Sutcliffe's ham balls taste even better than they look.

The cookbook has recipes from Alaska to North Carolina. The cover has a picture of thecookstove used by her mother that is still in use today.

Copies of the cookbook are available for $14, plus postage, and can be bought by calling Sutcliffe at (641) 423-7593.

Crescent rolls

(Donna Sutcliffe said this is a she got from a neighbor 10 years ago. When she takes them to a gathering, she said, she “doesn’t bring many home.”)

2 cups warm water

2 packages yeast

1/2 cup sugar

1/4 cup oil

2 eggs

1 teaspoon salt

6 1/2 cups flour

Combine warm water and yeast and let stand until foaming (about 5 minutes). Add eggs, sugar, oil, and salt. Stir. Gradually add 6 1/2 cups flour while stirring. Cover and let rise 1 hour.

Put dough on cutting board and divide into thirds. Roll out 1/3 quite thin.

Cut 16 pie shaped rolls out of each third. Spray with butter flavored oil and roll from the wide end to narrow. Place on baking sheet and let raise (45 minutes to 1 hour).

Bake at 375 degrees for 15 to 20 minutes. Spray with oil again.

Ham balls

(“When I take these to a picnic, I have never brought any home,” said Donna Sutcliffe.)

4 pounds ground ham

1 scant cup milk

2 cups graham cracker crumbs

2 10-ounce cans tomato soup, undiluted

2 1/2 cup brown sugar

3/4 cup cider vinegar

Combine ham loaf, milk, eggs, and graham crumbs in a large bowl; mix well.

Form balls (three tablespoons for each) and put in a greased 10-by-15-by-2-inch pan.

Mix soup, brown sugar, mustard vinegar and vinegar in a bowl. Pour over ham balls. Bake for 1 hour at 350 degrees.

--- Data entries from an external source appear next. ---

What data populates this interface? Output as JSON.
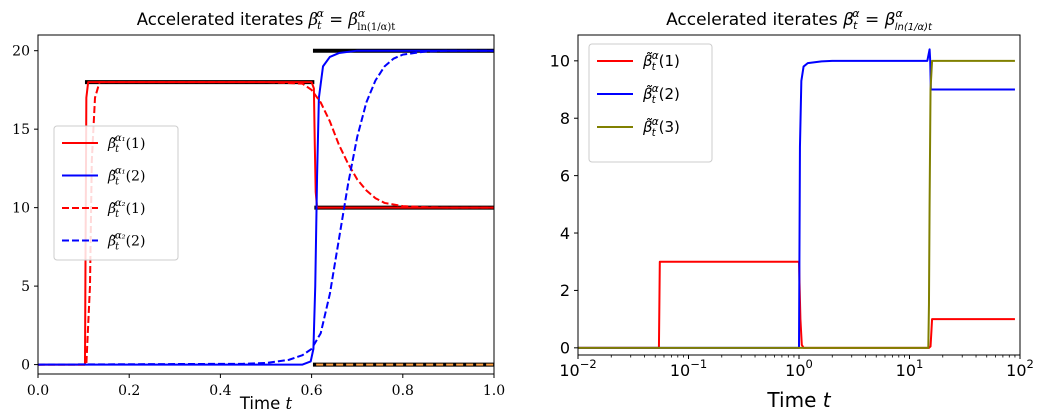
{
  "chart_data": [
    {
      "type": "line",
      "title": "Accelerated iterates β̃ₜ^α = β^α_ln(1/α)t",
      "title_parts": {
        "lhs": "Accelerated iterates ",
        "beta": "β",
        "t": "t",
        "alpha": "α",
        "eq": " = ",
        "sub": "ln(1/α)t"
      },
      "xlabel": "Time t",
      "xlabel_parts": {
        "text": "Time ",
        "var": "t"
      },
      "xscale": "linear",
      "xlim": [
        0.0,
        1.0
      ],
      "ylim": [
        -0.6,
        21.0
      ],
      "xticks": [
        0.0,
        0.2,
        0.4,
        0.6,
        0.8,
        1.0
      ],
      "xtick_labels": [
        "0.0",
        "0.2",
        "0.4",
        "0.6",
        "0.8",
        "1.0"
      ],
      "yticks": [
        0,
        5,
        10,
        15,
        20
      ],
      "ytick_labels": [
        "0",
        "5",
        "10",
        "15",
        "20"
      ],
      "grid": false,
      "legend": {
        "placement": "center-left",
        "entries": [
          {
            "main": "β̃",
            "sup": "α₁",
            "arg": "(1)",
            "color": "#ff0000",
            "dash": "solid"
          },
          {
            "main": "β̃",
            "sup": "α₁",
            "arg": "(2)",
            "color": "#0000ff",
            "dash": "solid"
          },
          {
            "main": "β̃",
            "sup": "α₂",
            "arg": "(1)",
            "color": "#ff0000",
            "dash": "dashed"
          },
          {
            "main": "β̃",
            "sup": "α₂",
            "arg": "(2)",
            "color": "#0000ff",
            "dash": "dashed"
          }
        ]
      },
      "reference_segments": [
        {
          "x": [
            0.103,
            0.606
          ],
          "y": [
            18,
            18
          ],
          "color": "#000000"
        },
        {
          "x": [
            0.606,
            1.0
          ],
          "y": [
            10,
            10
          ],
          "color": "#000000"
        },
        {
          "x": [
            0.603,
            1.0
          ],
          "y": [
            20,
            20
          ],
          "color": "#000000"
        },
        {
          "x": [
            0.603,
            1.0
          ],
          "y": [
            0,
            0
          ],
          "color": "#000000"
        }
      ],
      "series": [
        {
          "label_index": 0,
          "color": "#ff0000",
          "dash": "solid",
          "x": [
            0.0,
            0.103,
            0.106,
            0.11,
            0.6,
            0.605,
            0.607,
            0.609,
            0.612,
            0.62,
            1.0
          ],
          "y": [
            0,
            0,
            17.0,
            18,
            18,
            17.6,
            14.0,
            11.0,
            10.0,
            10,
            10
          ]
        },
        {
          "label_index": 1,
          "color": "#0000ff",
          "dash": "solid",
          "x": [
            0.0,
            0.58,
            0.598,
            0.604,
            0.608,
            0.612,
            0.616,
            0.625,
            0.64,
            0.66,
            0.7,
            1.0
          ],
          "y": [
            0,
            0,
            0.2,
            1.0,
            5.0,
            12.0,
            17.0,
            19.0,
            19.6,
            19.85,
            20,
            20
          ]
        },
        {
          "label_index": 2,
          "color": "#ff0000",
          "dash": "dashed",
          "x": [
            0.0,
            0.106,
            0.114,
            0.118,
            0.125,
            0.135,
            0.5,
            0.58,
            0.6,
            0.62,
            0.64,
            0.66,
            0.68,
            0.7,
            0.72,
            0.74,
            0.76,
            0.8,
            0.85,
            0.9,
            1.0
          ],
          "y": [
            0,
            0,
            5.0,
            13.0,
            17.0,
            18,
            18,
            17.9,
            17.5,
            16.7,
            15.5,
            14.0,
            12.8,
            11.8,
            11.1,
            10.6,
            10.3,
            10.1,
            10.03,
            10.0,
            10
          ]
        },
        {
          "label_index": 3,
          "color": "#0000ff",
          "dash": "dashed",
          "x": [
            0.0,
            0.45,
            0.5,
            0.55,
            0.58,
            0.6,
            0.62,
            0.64,
            0.66,
            0.68,
            0.7,
            0.72,
            0.74,
            0.76,
            0.78,
            0.8,
            0.85,
            0.9,
            1.0
          ],
          "y": [
            0,
            0.05,
            0.1,
            0.3,
            0.6,
            1.0,
            2.0,
            4.5,
            8.0,
            11.5,
            14.5,
            16.7,
            18.1,
            19.0,
            19.5,
            19.75,
            19.95,
            20,
            20
          ]
        },
        {
          "label_index": -1,
          "color": "#ffa040",
          "dash": "dashed",
          "x": [
            0.61,
            1.0
          ],
          "y": [
            0,
            0
          ]
        }
      ]
    },
    {
      "type": "line",
      "title": "Accelerated iterates β̃ₜ^α = β^α_ln(1/α)t",
      "title_parts": {
        "lhs": "Accelerated iterates ",
        "beta": "β",
        "t": "t",
        "alpha": "α",
        "eq": " = ",
        "sub": "ln(1/α)t"
      },
      "xlabel": "Time t",
      "xlabel_parts": {
        "text": "Time ",
        "var": "t"
      },
      "xscale": "log",
      "xlim": [
        0.01,
        100
      ],
      "ylim": [
        -0.25,
        10.9
      ],
      "xticks": [
        0.01,
        0.1,
        1,
        10,
        100
      ],
      "xtick_labels": [
        {
          "base": "10",
          "exp": "−2"
        },
        {
          "base": "10",
          "exp": "−1"
        },
        {
          "base": "10",
          "exp": "0"
        },
        {
          "base": "10",
          "exp": "1"
        },
        {
          "base": "10",
          "exp": "2"
        }
      ],
      "yticks": [
        0,
        2,
        4,
        6,
        8,
        10
      ],
      "ytick_labels": [
        "0",
        "2",
        "4",
        "6",
        "8",
        "10"
      ],
      "grid": false,
      "legend": {
        "placement": "upper-left",
        "entries": [
          {
            "main": "β̃",
            "sup": "α",
            "arg": "(1)",
            "color": "#ff0000",
            "dash": "solid"
          },
          {
            "main": "β̃",
            "sup": "α",
            "arg": "(2)",
            "color": "#0000ff",
            "dash": "solid"
          },
          {
            "main": "β̃",
            "sup": "α",
            "arg": "(3)",
            "color": "#808000",
            "dash": "solid"
          }
        ]
      },
      "series": [
        {
          "label_index": 0,
          "color": "#ff0000",
          "dash": "solid",
          "x": [
            0.01,
            0.054,
            0.055,
            1.0,
            1.03,
            1.06,
            1.1,
            15.0,
            15.5,
            15.8,
            16.0,
            90
          ],
          "y": [
            0,
            0,
            3,
            3,
            1.0,
            0.1,
            0,
            0,
            0.05,
            0.6,
            1,
            1
          ]
        },
        {
          "label_index": 1,
          "color": "#0000ff",
          "dash": "solid",
          "x": [
            0.01,
            1.0,
            1.02,
            1.05,
            1.1,
            1.2,
            1.6,
            2.0,
            14.5,
            15.2,
            15.4,
            15.6,
            90
          ],
          "y": [
            0,
            0,
            7.0,
            9.3,
            9.8,
            9.92,
            9.98,
            10.0,
            10.0,
            10.4,
            10.0,
            9.0,
            9.0
          ]
        },
        {
          "label_index": 2,
          "color": "#808000",
          "dash": "solid",
          "x": [
            0.01,
            14.8,
            15.0,
            15.2,
            15.5,
            16.0,
            90
          ],
          "y": [
            0,
            0,
            1.5,
            5.0,
            9.0,
            10,
            10
          ]
        }
      ]
    }
  ]
}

Note: You can also use 2 1/2 pounds ground ham and 1 1/2 pounds ground pork to equal the four pounds of meat. “I usually turn the ham balls halfway through baking time,”?Sutcliffe said. “These can be baked covered or uncovered.

Golden peach

pie filling

6 sliced and peeled fresh peaches

1 tabalespoons lemon juice

3/4 cup sugar

3 tablespoons corn starch (may need more if peaches are real juicy)

2 tablespoons butter

Mix together and let stand until you get your pie crust ready.